COOPERATIVES Propelled by a belief that no public plan could survive a Republican filibuster, Senator Kent Conrad, Democrat of North Dakota, has proposed instead setting up private nonprofit cooperatives — run for the benefit of their members rather than stockholders — to compete with profit making insurance plans.
The presumed advantage of this approach is that cooperatives might be able to charge lower premiums because they would not have to earn large profits. Their performance, too, would be a yardstick against which to measure whether profit making plans are charging fair premiums.
Health care cooperatives have existed at the local or regional level for decades in this country. Many have gone belly up. A few still provide high quality care at reasonable prices. Given sufficient size, seed money and negotiating power, a cooperative organization could help transform the health care system. But Republicans seem unlikely to accept a strong national organization, so creation of cooperatives is apt to be local and spotty. They would be unlikely to deliver as much savings as a large public plan.
TIGHT REGULATION Right from the start of the debate, some experts have suggested that much tighter regulation of the new insurance exchange could achieve many of the goals of a public plan.
Regulators could insist that insurers not exclude people with pre-existing conditions or charge them higher premiums. The exchange could offer customers a menu of private plans and be modeled on the federal program that serves Congress and other government personnel. Several European countries, including Germany, provide better health care at lower cost than the United States without relying on a public plan. And the near-universal coverage in Massachusetts was achieved without a public plan option.

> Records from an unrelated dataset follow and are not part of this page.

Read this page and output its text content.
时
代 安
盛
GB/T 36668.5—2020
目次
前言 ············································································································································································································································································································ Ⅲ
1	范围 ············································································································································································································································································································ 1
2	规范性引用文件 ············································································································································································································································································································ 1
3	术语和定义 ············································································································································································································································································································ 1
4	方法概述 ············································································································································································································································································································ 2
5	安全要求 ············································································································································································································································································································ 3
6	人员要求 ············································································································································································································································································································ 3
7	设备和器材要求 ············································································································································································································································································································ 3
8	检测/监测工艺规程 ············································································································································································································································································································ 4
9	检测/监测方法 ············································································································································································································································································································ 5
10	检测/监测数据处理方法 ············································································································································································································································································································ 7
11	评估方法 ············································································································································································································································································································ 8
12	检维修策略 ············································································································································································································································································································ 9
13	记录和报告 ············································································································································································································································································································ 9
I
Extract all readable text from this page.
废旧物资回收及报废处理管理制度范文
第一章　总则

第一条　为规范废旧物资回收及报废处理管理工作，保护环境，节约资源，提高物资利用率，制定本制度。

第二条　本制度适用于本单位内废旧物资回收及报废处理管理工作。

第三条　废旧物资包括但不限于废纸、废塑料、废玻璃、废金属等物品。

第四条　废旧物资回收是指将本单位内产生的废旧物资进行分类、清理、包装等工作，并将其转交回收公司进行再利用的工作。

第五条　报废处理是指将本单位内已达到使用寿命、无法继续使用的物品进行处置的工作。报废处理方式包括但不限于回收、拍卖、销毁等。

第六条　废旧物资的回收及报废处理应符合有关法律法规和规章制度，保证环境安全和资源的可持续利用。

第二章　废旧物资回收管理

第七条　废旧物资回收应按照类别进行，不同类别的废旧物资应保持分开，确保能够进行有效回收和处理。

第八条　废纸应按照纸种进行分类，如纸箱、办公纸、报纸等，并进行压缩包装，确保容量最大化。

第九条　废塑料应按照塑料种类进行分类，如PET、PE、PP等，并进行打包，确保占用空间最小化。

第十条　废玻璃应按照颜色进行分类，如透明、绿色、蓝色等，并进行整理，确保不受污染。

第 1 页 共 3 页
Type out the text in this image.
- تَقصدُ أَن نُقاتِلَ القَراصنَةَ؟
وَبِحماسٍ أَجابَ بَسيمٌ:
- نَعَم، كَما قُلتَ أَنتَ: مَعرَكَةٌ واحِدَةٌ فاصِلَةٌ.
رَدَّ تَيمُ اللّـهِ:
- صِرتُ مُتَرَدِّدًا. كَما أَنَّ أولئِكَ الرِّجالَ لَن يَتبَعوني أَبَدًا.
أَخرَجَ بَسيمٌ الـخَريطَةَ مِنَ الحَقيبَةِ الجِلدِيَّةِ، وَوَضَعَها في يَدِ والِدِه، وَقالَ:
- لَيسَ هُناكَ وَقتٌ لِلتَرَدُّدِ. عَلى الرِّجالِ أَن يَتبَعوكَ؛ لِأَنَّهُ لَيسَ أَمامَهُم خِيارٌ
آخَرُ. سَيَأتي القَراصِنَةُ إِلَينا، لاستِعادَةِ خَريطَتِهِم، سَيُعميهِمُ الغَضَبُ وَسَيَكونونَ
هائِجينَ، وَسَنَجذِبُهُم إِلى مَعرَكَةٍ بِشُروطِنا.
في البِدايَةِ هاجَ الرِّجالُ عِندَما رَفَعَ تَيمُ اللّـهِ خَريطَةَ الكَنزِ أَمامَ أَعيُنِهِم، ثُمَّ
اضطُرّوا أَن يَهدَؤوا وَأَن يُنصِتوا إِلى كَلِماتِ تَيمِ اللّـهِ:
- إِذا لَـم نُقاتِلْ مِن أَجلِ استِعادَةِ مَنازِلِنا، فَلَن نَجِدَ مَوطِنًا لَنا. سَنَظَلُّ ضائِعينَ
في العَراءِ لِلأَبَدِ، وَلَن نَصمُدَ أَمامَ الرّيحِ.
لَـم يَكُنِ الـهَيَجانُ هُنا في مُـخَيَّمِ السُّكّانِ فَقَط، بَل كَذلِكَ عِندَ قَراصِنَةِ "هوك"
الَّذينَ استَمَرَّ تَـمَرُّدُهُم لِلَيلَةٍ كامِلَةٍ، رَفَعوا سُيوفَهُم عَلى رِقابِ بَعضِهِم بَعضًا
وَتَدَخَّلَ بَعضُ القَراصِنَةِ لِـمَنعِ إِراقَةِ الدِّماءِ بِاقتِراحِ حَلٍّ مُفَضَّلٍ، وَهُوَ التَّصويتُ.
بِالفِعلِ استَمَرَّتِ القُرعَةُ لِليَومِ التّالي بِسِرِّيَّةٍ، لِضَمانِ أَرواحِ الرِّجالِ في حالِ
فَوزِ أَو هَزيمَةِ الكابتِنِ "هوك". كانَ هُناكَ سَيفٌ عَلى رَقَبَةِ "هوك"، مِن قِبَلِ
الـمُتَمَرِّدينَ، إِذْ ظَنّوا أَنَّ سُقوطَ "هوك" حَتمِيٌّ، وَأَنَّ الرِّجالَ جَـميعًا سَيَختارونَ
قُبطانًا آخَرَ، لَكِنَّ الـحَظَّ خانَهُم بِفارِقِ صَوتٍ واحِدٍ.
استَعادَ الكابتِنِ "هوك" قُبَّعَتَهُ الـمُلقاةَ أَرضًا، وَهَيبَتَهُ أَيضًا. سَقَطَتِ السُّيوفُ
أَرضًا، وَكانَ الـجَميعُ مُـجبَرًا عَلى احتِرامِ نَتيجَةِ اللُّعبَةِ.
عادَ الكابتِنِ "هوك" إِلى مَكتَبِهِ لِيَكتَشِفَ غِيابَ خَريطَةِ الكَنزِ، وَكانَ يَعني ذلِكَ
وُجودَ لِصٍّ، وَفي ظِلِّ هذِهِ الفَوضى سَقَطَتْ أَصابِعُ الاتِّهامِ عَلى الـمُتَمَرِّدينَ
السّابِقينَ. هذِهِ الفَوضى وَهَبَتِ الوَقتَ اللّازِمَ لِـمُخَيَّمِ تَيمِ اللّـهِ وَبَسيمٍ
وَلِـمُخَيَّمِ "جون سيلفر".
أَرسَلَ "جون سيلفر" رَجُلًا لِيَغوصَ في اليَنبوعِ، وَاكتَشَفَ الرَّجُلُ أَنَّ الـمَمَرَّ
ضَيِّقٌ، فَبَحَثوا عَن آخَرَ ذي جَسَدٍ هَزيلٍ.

We continue to believe that a public plan would be desirable. Surveys by the Commonwealth Fund have found that Medicare beneficiaries report fewer problems obtaining medical care, less financial hardship due to medical bills, and higher satisfaction with their coverage than do workers insured by private employers.
If Senate Republicans block a public plan, much tighter regulation will be essential to guarantee affordable private coverage for millions of Americans.